Thursday, December 9, 2010

Suggested Blog Reading: Teaching Learners with Multiple Special Needs

I was recently contacted by DDuck and they suggested I check out the Typ-O TTS Word Prediction Text App. I have done so and find it very encouraging but I will need feedback from my readers before I could say that I have comprehensively reviewed it.

Will you help? Send me your feedback on this app and tell me what you like and don't like.

In the meantime here is an extract from DDuck's blog, and vey interesting it is too:

I am trying out a new iPad App called Typ-o HD It is a word prediction App for those with dyslexia As a dyslexic I have found spelling on the iDevices to be the most frustrating thing I can think of. The automatic word replacement nearly always does not use the word I meant. It is crazy making to have a text you worked hard on read like a Mad Lib. Additionally I often times touch a misspelled word only to have the pop up show that there is no word that is close enough to what I spelled for it to make suggestions.

The best spelling correction program I have ever used is that which is built into the web browser Firefox. It works for me because it underlines misspelled words and then gives me a list of possible words when I right click on the underlined word; infrequently I have spelled something so incorrectly that this method doesn't work for me, but then I can usually get pretty close to what I meant with a few attempts at sounding out the word (phonetic encoding).

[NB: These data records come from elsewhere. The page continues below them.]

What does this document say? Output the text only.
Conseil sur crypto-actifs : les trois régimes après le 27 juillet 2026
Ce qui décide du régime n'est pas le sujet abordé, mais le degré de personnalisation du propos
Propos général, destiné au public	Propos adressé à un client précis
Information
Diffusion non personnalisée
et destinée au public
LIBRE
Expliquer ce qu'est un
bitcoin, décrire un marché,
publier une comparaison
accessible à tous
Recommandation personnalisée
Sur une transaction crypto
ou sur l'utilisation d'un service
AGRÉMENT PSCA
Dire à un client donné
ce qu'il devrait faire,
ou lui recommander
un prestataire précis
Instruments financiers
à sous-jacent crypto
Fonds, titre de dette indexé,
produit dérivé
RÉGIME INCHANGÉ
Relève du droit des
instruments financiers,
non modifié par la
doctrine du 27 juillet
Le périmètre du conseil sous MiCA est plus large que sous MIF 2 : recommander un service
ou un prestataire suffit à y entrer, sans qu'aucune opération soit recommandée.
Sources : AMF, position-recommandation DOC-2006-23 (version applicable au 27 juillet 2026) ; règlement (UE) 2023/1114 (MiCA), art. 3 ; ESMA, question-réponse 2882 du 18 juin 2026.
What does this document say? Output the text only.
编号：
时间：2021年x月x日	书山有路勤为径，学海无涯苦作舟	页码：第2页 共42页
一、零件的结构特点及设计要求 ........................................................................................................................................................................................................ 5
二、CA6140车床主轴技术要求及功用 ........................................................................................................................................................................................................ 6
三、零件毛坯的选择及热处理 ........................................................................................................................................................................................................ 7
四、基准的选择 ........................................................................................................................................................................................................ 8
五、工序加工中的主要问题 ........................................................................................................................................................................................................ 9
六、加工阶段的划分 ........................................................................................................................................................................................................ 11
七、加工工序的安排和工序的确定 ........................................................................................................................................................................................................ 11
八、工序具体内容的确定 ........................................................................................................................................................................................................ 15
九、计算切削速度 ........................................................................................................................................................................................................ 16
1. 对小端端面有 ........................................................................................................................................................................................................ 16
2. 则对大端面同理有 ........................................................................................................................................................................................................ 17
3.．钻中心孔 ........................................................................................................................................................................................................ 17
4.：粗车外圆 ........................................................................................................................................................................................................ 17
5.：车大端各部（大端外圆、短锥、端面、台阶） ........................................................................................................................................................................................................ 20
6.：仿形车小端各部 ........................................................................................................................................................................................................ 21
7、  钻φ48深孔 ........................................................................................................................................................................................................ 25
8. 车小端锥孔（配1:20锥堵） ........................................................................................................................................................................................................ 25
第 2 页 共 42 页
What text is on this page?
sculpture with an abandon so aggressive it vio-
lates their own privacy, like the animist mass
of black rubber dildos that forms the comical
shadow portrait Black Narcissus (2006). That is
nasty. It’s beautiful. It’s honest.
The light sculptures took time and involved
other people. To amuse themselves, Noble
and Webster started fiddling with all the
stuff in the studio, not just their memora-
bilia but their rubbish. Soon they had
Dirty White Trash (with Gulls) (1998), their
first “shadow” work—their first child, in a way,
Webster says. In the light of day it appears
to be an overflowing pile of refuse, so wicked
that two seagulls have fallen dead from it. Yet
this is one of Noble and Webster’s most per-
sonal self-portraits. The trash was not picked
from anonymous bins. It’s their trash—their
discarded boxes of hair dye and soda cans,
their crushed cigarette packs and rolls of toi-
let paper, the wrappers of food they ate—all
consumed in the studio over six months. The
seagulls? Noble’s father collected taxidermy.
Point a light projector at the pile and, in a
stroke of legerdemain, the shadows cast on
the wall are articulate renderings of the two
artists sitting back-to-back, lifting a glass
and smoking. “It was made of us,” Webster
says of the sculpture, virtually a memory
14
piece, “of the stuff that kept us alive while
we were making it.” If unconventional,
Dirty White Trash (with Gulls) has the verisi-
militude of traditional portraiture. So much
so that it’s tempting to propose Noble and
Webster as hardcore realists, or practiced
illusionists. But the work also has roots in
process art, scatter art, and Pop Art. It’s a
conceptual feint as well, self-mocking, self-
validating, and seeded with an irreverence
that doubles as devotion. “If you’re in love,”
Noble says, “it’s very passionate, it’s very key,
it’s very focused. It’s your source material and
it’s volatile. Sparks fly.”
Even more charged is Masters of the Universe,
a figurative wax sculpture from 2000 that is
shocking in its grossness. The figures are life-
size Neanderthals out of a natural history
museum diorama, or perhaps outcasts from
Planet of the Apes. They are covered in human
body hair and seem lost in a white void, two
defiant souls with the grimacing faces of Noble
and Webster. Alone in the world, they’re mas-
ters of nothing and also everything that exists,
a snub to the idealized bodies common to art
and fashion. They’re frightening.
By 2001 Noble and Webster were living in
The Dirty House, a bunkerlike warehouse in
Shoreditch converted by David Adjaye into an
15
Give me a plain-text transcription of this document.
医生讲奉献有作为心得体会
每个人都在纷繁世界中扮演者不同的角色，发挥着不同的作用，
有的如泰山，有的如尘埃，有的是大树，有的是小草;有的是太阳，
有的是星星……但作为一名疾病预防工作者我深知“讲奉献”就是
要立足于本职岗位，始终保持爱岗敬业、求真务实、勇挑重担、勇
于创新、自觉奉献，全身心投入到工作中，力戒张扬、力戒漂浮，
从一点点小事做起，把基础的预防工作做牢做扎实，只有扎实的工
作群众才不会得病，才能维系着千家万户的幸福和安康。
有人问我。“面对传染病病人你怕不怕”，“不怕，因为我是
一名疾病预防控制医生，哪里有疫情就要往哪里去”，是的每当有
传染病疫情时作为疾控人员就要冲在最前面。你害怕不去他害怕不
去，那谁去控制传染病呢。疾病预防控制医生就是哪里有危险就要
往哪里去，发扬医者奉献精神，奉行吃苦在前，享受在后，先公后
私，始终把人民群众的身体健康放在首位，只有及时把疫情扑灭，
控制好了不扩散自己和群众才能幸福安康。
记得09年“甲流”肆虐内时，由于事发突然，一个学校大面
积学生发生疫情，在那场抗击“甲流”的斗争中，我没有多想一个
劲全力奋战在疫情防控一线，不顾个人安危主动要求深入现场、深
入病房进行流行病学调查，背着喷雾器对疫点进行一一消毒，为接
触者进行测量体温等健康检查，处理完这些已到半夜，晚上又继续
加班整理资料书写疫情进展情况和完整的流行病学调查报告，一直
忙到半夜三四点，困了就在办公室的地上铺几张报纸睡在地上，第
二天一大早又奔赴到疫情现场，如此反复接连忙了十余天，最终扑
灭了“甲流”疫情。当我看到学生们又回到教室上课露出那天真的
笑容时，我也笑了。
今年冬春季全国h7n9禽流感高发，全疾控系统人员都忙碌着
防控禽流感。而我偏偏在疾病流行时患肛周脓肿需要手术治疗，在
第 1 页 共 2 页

I have used word prediction programs in the past, usually Write:Outloud by Don Johnston, but I often times do not find word prediction to be that useful. Luckily I can usually pick the word I want from a list of potential words. So I am capable of using word prediction. Typeo is nice because you can click the "play" icon next to any word and hear it said to be able to find out if it is the word you meant Thus far typeo seems to be working OK for me except it is hard to get used to looking at the word prediction for words I might misspell.